Em meados de março, o consumo de eletricidade em Portugal continental foi assegurado integralmente por fontes renováveis durante 69 horas. E já em 2016, o país funcionou apenas com energia solar, hídrica e eólica ao longo de 107 horas consecutivas. Apesar de obtidos em situações meteorológicas excecionais, estes valores confirmam, por um lado, que as fontes renováveis garantem um abastecimento fiável e seguro à produção elétrica e, por outro, que é possível, no longo prazo, tornar Portugal apenas dependente deste tipo de energias de menor impacto ambiental.
Hoje, mais de metade (54%) da produção de eletricidade do país é assegurada por energias renováveis, segundo a associação do setor, a APREN. Aliás, Portugal encontra-se em 7.º lugar entre os Estados-membros da UE no que toca à utilização de fontes renováveis, que representam 28,5% do total de energia consumida, de acordo com o Eurostat 2016. Mas o nosso país tem potencial para aumentar esta quota, considerando a sua situação geográfica e condições meteorológicas.
Não faltam bons argumentos para continuarmos a promoção e o investimento nas energias renováveis: redução da emissão de gases com efeito estufa, diminuição das importações de combustíveis fósseis e consequente benefício para a balança comercial, entre muitos outros. Acresce que, segundo a APREN, o setor das energias renováveis já emprega mais de 56 mil pessoas e é responsável por um volume de exportações de cerca de 400 milhões de euros por ano (aerogeradores, torres eólicas, painéis fotovoltaicos e componentes elétricas e eletromecânicas). Além disso, é expectável que Portugal venha a exportar excedentes de energia renovável para a Europa e África, através da interligação com Marrocos que está a ser estudada.
Para maximizar a utilização das energias renováveis, importa, contudo, encontrar um equilíbrio e uma complementaridade entre as fontes que contribuem para a produção de eletricidade. Se, por um lado, a energia hídrica tem um peso médio nessa produção da ordem dos 28% e a eólica próximo dos 25%, por outro, a biomassa só representa 6% e a energia solar menos de 2%.
No caso da energia solar, é pouco compreensível o seu peso. Sobretudo tendo em conta os incentivos que este Governo tem dado ao setor, através da atribuição de licenças para novos parques fotovoltaicos com venda da eletricidade a preço de mercado, não penalizando os contribuintes. O caminho tem de ser este, mas deve igualmente ser criado conteúdo local que promova a indústria e o emprego do país, e não meramente a importação de componentes.

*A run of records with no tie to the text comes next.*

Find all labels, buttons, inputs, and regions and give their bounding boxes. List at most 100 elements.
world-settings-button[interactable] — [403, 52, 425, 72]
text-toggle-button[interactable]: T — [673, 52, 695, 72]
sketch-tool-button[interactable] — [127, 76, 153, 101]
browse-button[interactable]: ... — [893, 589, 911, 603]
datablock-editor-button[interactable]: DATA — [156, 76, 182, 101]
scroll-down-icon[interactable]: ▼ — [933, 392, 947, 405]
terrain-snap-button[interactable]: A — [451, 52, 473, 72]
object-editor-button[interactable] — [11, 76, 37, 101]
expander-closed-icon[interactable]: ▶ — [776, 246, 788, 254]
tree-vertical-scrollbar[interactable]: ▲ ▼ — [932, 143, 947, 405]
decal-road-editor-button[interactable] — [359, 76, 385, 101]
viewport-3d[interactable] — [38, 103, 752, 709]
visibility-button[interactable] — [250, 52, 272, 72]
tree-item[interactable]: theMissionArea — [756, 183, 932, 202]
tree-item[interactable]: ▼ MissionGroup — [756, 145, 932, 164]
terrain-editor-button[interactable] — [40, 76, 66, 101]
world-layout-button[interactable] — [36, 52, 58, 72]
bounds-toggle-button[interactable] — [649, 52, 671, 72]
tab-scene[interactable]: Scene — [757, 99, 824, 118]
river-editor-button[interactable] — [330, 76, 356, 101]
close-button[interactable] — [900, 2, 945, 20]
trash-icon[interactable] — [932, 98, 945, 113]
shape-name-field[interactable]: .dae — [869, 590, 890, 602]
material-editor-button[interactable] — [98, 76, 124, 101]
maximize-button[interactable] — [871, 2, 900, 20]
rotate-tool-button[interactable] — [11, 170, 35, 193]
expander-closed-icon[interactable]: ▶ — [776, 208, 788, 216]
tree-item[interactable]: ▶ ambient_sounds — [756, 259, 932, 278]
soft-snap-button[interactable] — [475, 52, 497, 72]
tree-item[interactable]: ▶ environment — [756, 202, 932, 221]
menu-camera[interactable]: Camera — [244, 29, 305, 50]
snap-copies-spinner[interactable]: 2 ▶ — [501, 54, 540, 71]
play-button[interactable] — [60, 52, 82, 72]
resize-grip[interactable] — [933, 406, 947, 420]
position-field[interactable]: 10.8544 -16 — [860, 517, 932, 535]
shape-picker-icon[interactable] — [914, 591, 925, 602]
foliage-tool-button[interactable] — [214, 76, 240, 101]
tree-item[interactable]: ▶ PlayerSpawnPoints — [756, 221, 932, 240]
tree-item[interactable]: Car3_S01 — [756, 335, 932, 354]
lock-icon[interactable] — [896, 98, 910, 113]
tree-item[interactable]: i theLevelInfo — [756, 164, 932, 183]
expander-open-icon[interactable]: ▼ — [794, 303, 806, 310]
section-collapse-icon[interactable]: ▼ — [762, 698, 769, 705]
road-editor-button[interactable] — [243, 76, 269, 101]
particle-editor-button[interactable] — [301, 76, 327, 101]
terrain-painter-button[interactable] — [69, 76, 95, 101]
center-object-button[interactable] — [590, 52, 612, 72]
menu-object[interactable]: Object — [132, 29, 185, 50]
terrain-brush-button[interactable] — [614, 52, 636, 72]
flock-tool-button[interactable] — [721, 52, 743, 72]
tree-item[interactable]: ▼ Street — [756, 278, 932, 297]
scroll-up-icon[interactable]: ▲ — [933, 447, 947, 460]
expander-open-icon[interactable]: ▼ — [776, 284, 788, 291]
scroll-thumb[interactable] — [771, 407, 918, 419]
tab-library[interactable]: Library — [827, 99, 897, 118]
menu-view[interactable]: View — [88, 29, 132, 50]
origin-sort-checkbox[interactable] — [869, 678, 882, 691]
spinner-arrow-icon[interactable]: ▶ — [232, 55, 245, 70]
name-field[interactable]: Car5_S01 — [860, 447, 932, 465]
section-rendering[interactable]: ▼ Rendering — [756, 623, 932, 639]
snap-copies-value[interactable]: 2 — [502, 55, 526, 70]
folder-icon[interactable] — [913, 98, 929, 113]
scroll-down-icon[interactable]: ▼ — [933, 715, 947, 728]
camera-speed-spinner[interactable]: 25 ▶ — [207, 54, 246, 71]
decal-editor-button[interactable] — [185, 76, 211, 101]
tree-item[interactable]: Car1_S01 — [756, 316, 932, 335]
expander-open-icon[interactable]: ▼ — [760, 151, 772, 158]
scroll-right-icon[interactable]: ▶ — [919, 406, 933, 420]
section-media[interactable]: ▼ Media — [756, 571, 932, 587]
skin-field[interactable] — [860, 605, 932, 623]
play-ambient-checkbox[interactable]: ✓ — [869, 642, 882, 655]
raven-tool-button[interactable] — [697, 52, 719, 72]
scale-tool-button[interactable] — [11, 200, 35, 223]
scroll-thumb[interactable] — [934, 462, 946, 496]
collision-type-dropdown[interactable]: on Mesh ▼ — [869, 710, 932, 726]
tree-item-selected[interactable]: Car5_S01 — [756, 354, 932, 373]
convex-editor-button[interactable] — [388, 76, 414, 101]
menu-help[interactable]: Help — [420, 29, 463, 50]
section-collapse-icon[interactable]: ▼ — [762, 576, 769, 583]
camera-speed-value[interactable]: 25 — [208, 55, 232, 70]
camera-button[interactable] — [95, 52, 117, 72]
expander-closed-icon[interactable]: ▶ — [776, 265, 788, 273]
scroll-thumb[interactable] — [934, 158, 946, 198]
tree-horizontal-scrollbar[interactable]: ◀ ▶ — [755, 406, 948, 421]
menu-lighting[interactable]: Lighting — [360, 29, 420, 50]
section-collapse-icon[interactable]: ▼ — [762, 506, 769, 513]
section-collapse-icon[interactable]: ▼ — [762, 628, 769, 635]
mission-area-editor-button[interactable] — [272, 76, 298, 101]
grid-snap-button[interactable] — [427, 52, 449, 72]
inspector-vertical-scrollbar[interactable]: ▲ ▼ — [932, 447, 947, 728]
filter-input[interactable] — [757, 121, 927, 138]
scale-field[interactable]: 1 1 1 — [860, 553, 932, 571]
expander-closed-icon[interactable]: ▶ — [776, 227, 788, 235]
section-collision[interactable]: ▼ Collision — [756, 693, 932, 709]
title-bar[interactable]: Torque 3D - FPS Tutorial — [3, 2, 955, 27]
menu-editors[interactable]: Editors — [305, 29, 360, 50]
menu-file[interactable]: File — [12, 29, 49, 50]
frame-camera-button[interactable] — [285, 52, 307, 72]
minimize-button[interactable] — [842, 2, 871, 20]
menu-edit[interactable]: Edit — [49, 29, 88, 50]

Interessa, pois, replicar o que se fez em 2005 com os concursos de atribuição de potência eólica, em que era obrigatória a produção em Portugal dos componentes. Desta forma criaram-se verdadeiros clusters industriais, garantindo know-how e postos de trabalho.
Por tudo isto, faz hoje muito sentido, quer para privados, quer para empresas (através do autoconsumo ou da venda na rede a preço de mercado), o investimento numa fonte energética com grandes potencialidades num país que tem uma exposição solar das maiores da Europa.
Outro paradoxo é a biomassa. Os detritos das florestas e das matas que todos os verões servem de combustível dos incêndios podem, ao invés, alimentar centrais de biomassa, reduzindo-se assim o risco de deflagração e propagação de fogos ao mesmo tempo que se gera investimento, se criam empregos e se fixa população nas regiões do Interior.